Harga tetap! Biden memerintahkan untuk menghentikan pendanaan proyek batubara Cs

kabaris.com - Pemerintahan Joe Biden telah memerintahkan lembaga pemerintah AS untuk segera menghentikan pendanaan proyek bahan bakar fosil intensif karbon baru di luar negeri dan untuk memprioritaskan kolaborasi global dalam menerapkan teknologi energi bersih.

Hal ini diumumkan oleh jaringan informasi diplomatik AS, dikutip dari Reuters.




Informasi yang diperoleh Reuters mengatakan bahwa keterlibatan pemerintah AS harus mencerminkan tujuan dari perintah eksekutif yang disahkan awal tahun ini yang bertujuan untuk mengakhiri dukungan keuangan AS untuk proyek energi batubara dan proyek padat karbon lainnya di luar negeri.


"Tujuan dari kebijakan ... adalah untuk memastikan bahwa sebagian besar komitmen energi internasional AS mempromosikan energi bersih, memajukan teknologi inovatif, meningkatkan daya saing teknologi bersih AS, dan mendukung transisi net-zero, kecuali dalam kasus langka yang Pedoman nasional langkah-langkah koersif seperti keamanan nasional, geostrategis atau pengembangan energi / masalah akses dan tidak ada alternatif karbon yang lebih rendah dapat mencapai tujuan yang sama, "tulis informasi tersebut, dikutip dari Reuters, Minggu (12/12/2021).

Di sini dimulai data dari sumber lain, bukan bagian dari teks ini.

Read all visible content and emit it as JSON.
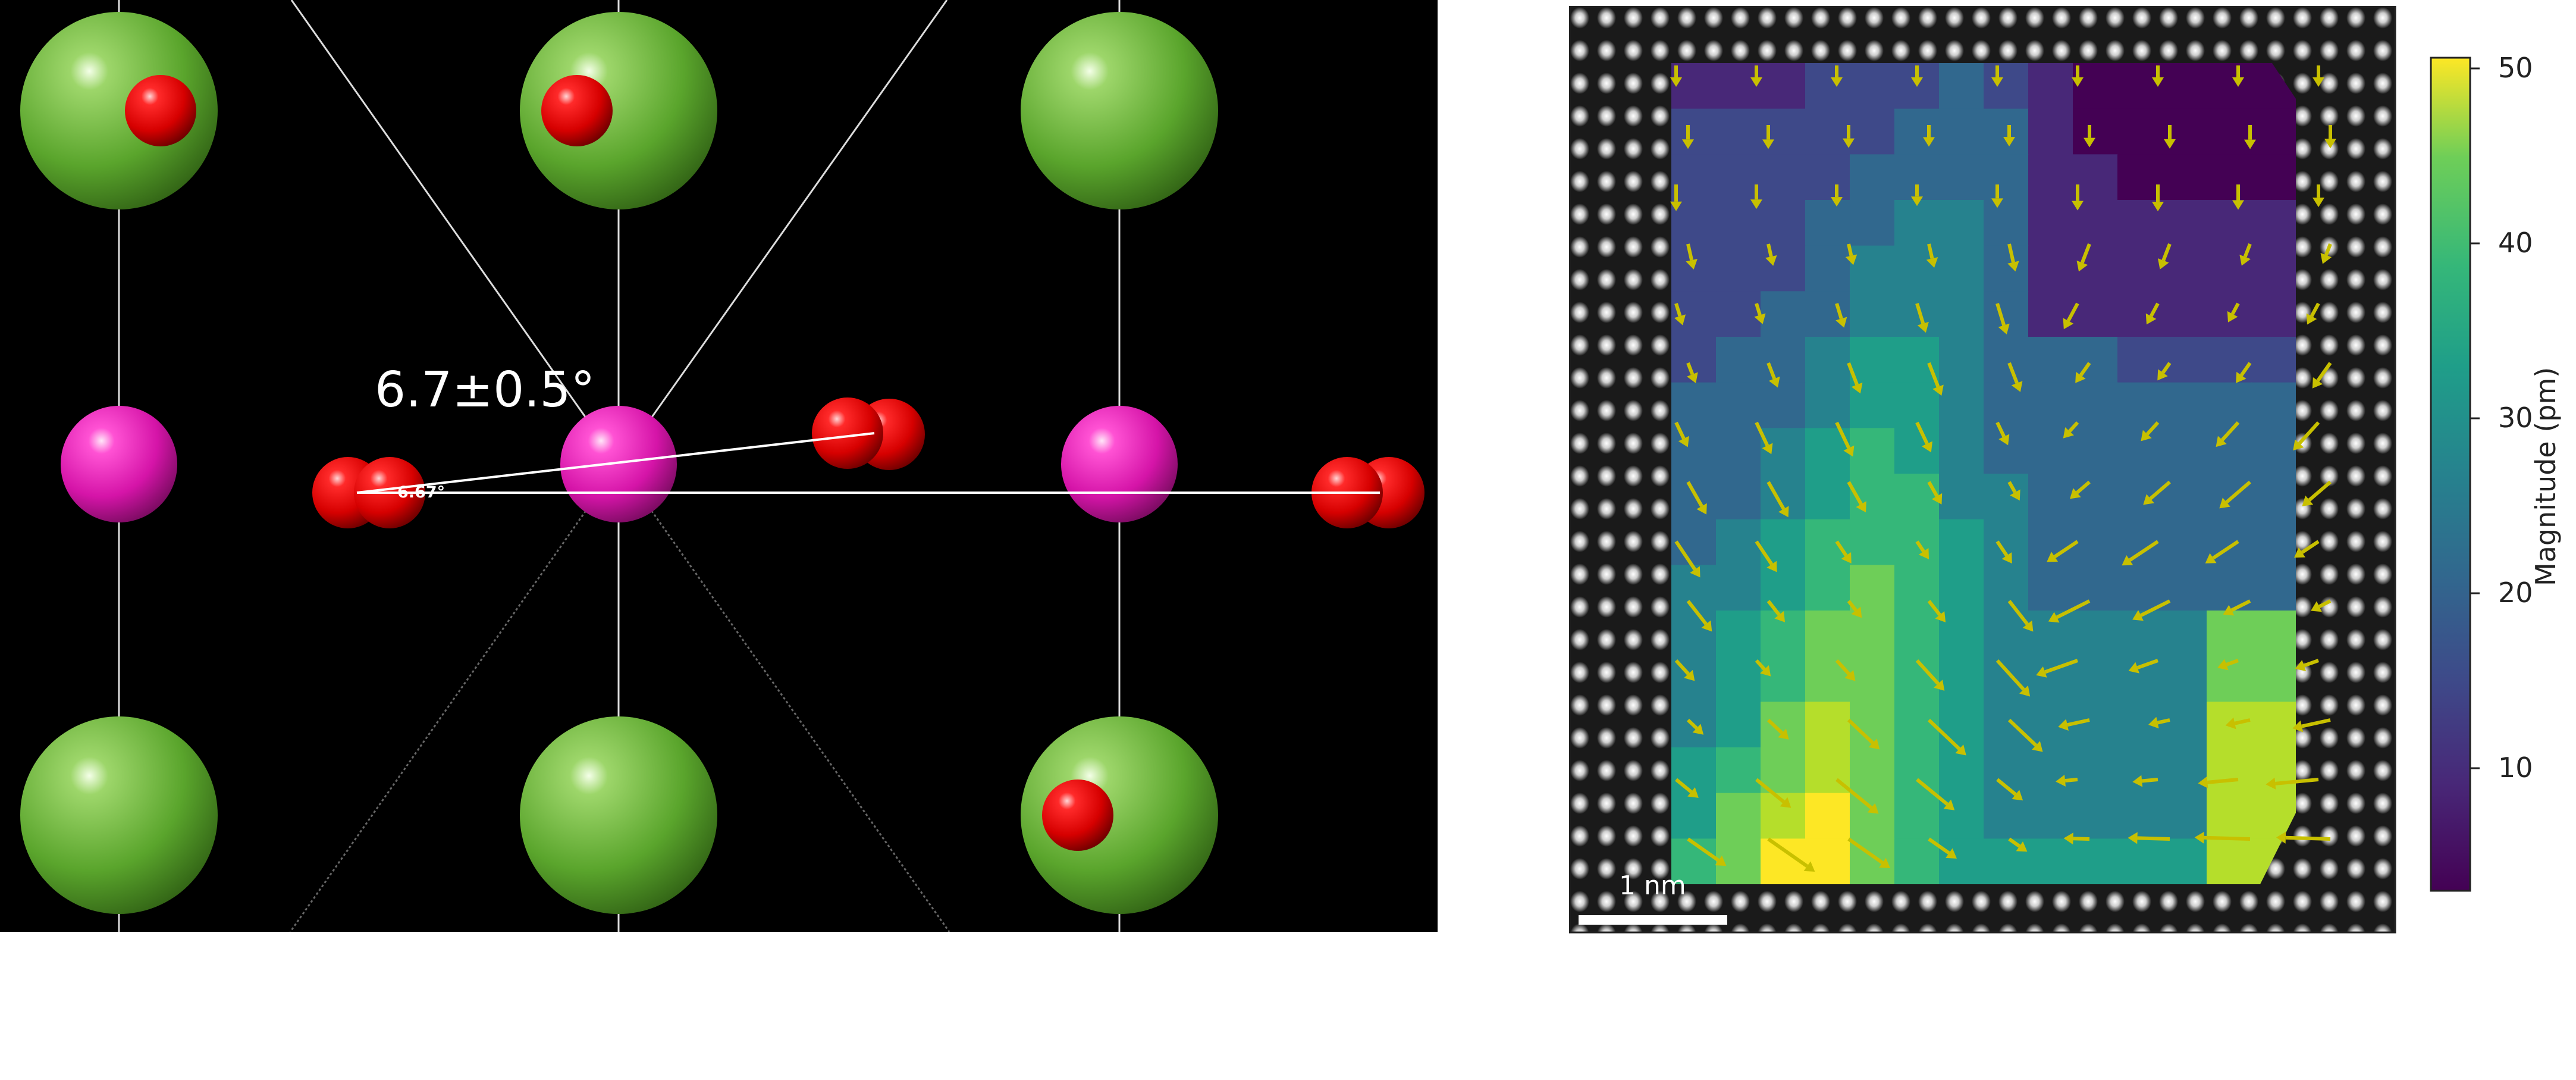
{
  "left_panel": {
    "angle_label": "6.7±0.5°",
    "small_angle_label": "6.67°",
    "atoms": {
      "green": "#6cb43b",
      "magenta": "#e21fb3",
      "red": "#e00000"
    }
  },
  "right_panel": {
    "scale_bar_label": "1 nm",
    "arrow_color": "#c8c000"
  },
  "colorbar": {
    "label": "Magnitude (pm)",
    "ticks": [
      "50",
      "40",
      "30",
      "20",
      "10"
    ],
    "range": [
      3,
      51
    ],
    "colormap": "viridis"
  }
}
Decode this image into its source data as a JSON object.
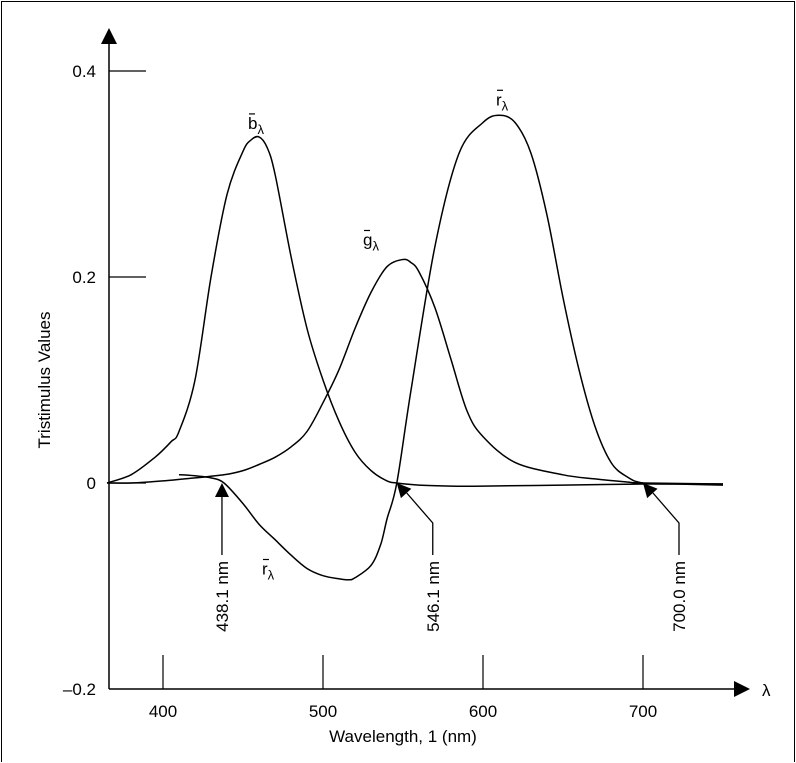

Pengumuman ini pertama kali dilaporkan oleh Bloomberg.


Pedoman tersebut mendefinisikan komitmen energi internasional “padat karbon” sebagai proyek yang intensitas gas rumah kacanya di atas ambang batas siklus hidup 250 gram karbon dioksida per kilowatt jam dan termasuk batu bara, gas, atau minyak.


Pedoman tersebut melarang pemerintah AS untuk mendanai proyek batubara asing yang tidak atau hanya sebagian menangkap emisi CO2.


Namun, ini dikecualikan untuk proyek karbon tinggi yang dipicu karena dua alasan; H. mereka dianggap perlu untuk alasan keamanan nasional atau alasan geostrategis, atau mereka sangat penting untuk akses ke energi di daerah yang terancam punah.


Arahan tersebut meresmikan tujuan yang ditetapkan oleh pemerintah dalam peraturan dan pedoman sebelumnya dan menegaskannya kembali dalam forum multilateral seperti pertemuan G7 di Prancis pada Agustus dan KTT iklim PBB bulan lalu.


Pada pembicaraan KTT iklim PBB di Skotlandia pada akhir Oktober / awal November, pemerintah Biden dan 40 negara dan lima lembaga keuangan berjanji untuk mengakhiri pembiayaan bahan bakar fosil internasional baru pada akhir 2022, kecuali dalam kasus luar biasa.


"Pemerintah telah menjadikan perubahan iklim sebagai prinsip inti dari kebijakan luar negerinya," kata juru bicara Departemen Luar Negeri pada hari Jumat sebagai tanggapan atas permintaan komentar atas informasi tersebut.


Janji yang dibuat di Skotlandia "akan mengalihkan puluhan miliar dolar dalam keuangan publik dan triliunan keuangan swasta ke prioritas rendah karbon," kata juru bicara itu.